Donald's Encyclopedia of Popular Music

A B C D E F G H I J K L M N O P Q R S T U V W X Y Z

AACM

Association for the Advancement of Creative Musicians, a black music collective formed in May 1965 in Chicago. The departure of the Sun Ra band to NYC had left a void in the local music scene. Kelan Philip Cohran (b 8 May 1927, Oxford MA; d 28 June 2017, Chicago) studied music all his life; he had played trumpet with Jay McShann and Sun Ra, formed his own groups including the Artistic Heritage Ensemble ('Kelan' is an honorific meaning 'holy scripture', bestowed on him by Chinese Muslims during a visit to China.) J.B. Figi interviewed him for Downbeat magazine (December 1984): 'Around April 1965, I ran into Steve McCall and Muhal walking down Cottage Grove, by the cemetery. We talked about how everybody had gone to New York and there was nobody around here and nothing happening. So we said, 'Man, we ought to do something about this ourselves. We'll just get together. You call all the guys you know, send them a card; I'll take the guys I know.' I had a place at 740 East 75th Street, and it had a large living room [...] And that was the first AACM meeting.' 

About three dozen musicians gathered at that first meeting on Saturday 8 May, which also happened to be Cohran's birthday. Muhal Richard Abrams had been leading an Experimental Band; other early members included Charles Clark, Steve McCall, Thurman Barker, Anthony Braxton, Fred Anderson, and members of later groups, the trio Air (McCall, Barker and Henry Threadgill) and the Art Ensemble of Chicago. The modest aim of opportunities to play was soon enhanced by the quality of the music: they held concerts and open rehearsals exploring free jazz with original music only, composers writing for anyone wanting to play. Co-ops had failed in NYC, but earlier work in the idiom had been 'energy music': now the Chicago musicians produced more thoughtful, lyrical work, drawing talent from outside Chicago and inspiring similar groups (Black Artists Group in St Louis; Strata in Detroit; others around the world). They played together more often and more freely under less commercial pressure than their peers in the East and the dominance of NYC lessened (the Art Ensemble moved on to Paris instead of New York), though Abrams (and others) moved to NYC, to 'follow up some of the business we've generated'. With the example of the AACM, musicians seek 'self- employment amongst themselves, instead of waiting for somebody to hire them' (Roscoe Mitchell). AACM also operates a free music school for inner-city youth. The twentieth anniversary was marked by ten concerts in Chicago in May '85. Early AACM music was documented on the Delmark and Nessa labels; Ismael Wadada Leo Smith was one of three runners-up for a Pulitzer Prize in 2013, and Threadgill won a Pulitzer in 2016; the members of the Art Ensemble, Anthony Braxton and others have led prolific careers.
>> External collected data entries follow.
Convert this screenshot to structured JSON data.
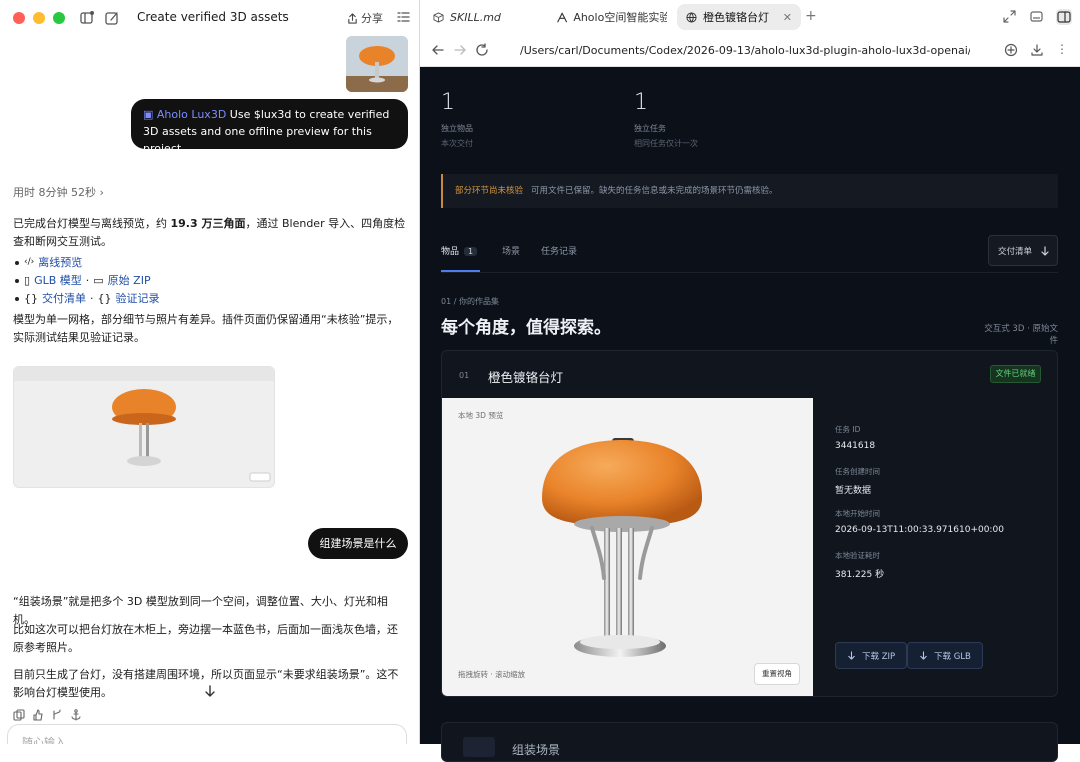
{
  "app": {
    "conversation_title": "Create verified 3D assets",
    "more": "⋯",
    "share_label": "分享"
  },
  "chat": {
    "user_message_1": {
      "tag": "Aholo Lux3D",
      "text": "Use $lux3d to create verified 3D assets and one offline preview for this project."
    },
    "elapsed": "用时 8分钟 52秒",
    "para1_pre": "已完成台灯模型与离线预览，约 ",
    "para1_bold": "19.3 万三角面",
    "para1_post": "，通过 Blender 导入、四角度检查和断网交互测试。",
    "links": {
      "offline_preview": "离线预览",
      "glb_model": "GLB 模型",
      "original_zip": "原始 ZIP",
      "delivery_list": "交付清单",
      "verification_log": "验证记录",
      "sep": "·"
    },
    "para2": "模型为单一网格，部分细节与照片有差异。插件页面仍保留通用“未核验”提示，实际测试结果见验证记录。",
    "user_message_2": "组建场景是什么",
    "para3": "“组装场景”就是把多个 3D 模型放到同一个空间，调整位置、大小、灯光和相机。",
    "para4": "比如这次可以把台灯放在木柜上，旁边摆一本蓝色书，后面加一面浅灰色墙，还原参考照片。",
    "para5": "目前只生成了台灯，没有搭建周围环境，所以页面显示“未要求组装场景”。这不影响台灯模型使用。",
    "composer_placeholder": "随心输入"
  },
  "browser": {
    "tabs": [
      {
        "label": "SKILL.md",
        "icon": "cube-icon"
      },
      {
        "label": "Aholo空间智能实验",
        "icon": "aholo-logo-icon"
      },
      {
        "label": "橙色镀铬台灯",
        "icon": "globe-icon",
        "active": true
      }
    ],
    "url": "/Users/carl/Documents/Codex/2026-09-13/aholo-lux3d-plugin-aholo-lux3d-openai/outputs/orange-chrome-lamp"
  },
  "page": {
    "stats": [
      {
        "value": "1",
        "label": "独立物品",
        "sub": "本次交付"
      },
      {
        "value": "1",
        "label": "独立任务",
        "sub": "相同任务仅计一次"
      }
    ],
    "notice_title": "部分环节尚未核验",
    "notice_text": "可用文件已保留。缺失的任务信息或未完成的场景环节仍需核验。",
    "tabs": {
      "items": "物品",
      "items_count": "1",
      "scene": "场景",
      "task_log": "任务记录"
    },
    "delivery_button": "交付清单",
    "section_kicker": "01 / 你的作品集",
    "section_title": "每个角度，值得探索。",
    "section_meta": "交互式 3D · 原始文件",
    "card": {
      "index": "01",
      "name": "橙色镀铬台灯",
      "badge": "文件已就绪",
      "viewer_label": "本地 3D 预览",
      "viewer_hint": "拖拽旋转 · 滚动缩放",
      "reset_view": "重置视角",
      "meta": [
        {
          "label": "任务 ID",
          "value": "3441618"
        },
        {
          "label": "任务创建时间",
          "value": "暂无数据"
        },
        {
          "label": "本地开始时间",
          "value": "2026-09-13T11:00:33.971610+00:00"
        },
        {
          "label": "本地验证耗时",
          "value": "381.225 秒"
        }
      ],
      "download_zip": "下载 ZIP",
      "download_glb": "下载 GLB"
    },
    "card2_name": "组装场景"
  },
  "colors": {
    "accent_blue": "#4d7cf0",
    "warning": "#d8973d",
    "ready_green": "#5fd27b",
    "lamp_orange": "#e9832a"
  }
}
When the Art Ensemble had gone to Europe and become famous, singer/bandleader Rita Warford said, 'I'd like to be successful, like you.' She never forgot Joseph Jarman's reply: 'Success is being successful in the moment, with what you're doing right now, what you're practicing, what you're studying, what you're performing in front of an audience.' The example and the influence of the AACM continue to be felt; many decades later they are still going on a shoestring. In the mid-'90s the roof fell in on their premises, but the free Saturday-morning instruction soon picked up at another address. Mwata Bowden was the chairman '97, and new groups emerging included Kahil El'Zabar's Ethnic Heritage Ensemble and Ritual Trio, Ernest Dawkins's New Horizons Ensemble, Malachi Thompson's Africa Brass and groups led by Edward Wilkerson (see his entry). El'Zabar started a Traffic series of concerts at the Steppenwolf Theatre, the first two were sold out and WBEZ-FM opted to broadcast them all; the AACM's work goes on, and the rewards last a long time.

Trombonist, composer and AACM alumnus George E. Lewis (see his entry) is Edwin H. Case Professor of American Music and Director of the Center for Jazz Studies at Columbia University. His long-awaited book about the AACM was A Power Stronger Than Itself: The AACM and American Experimental Music (U. of Chicago Press, 2008).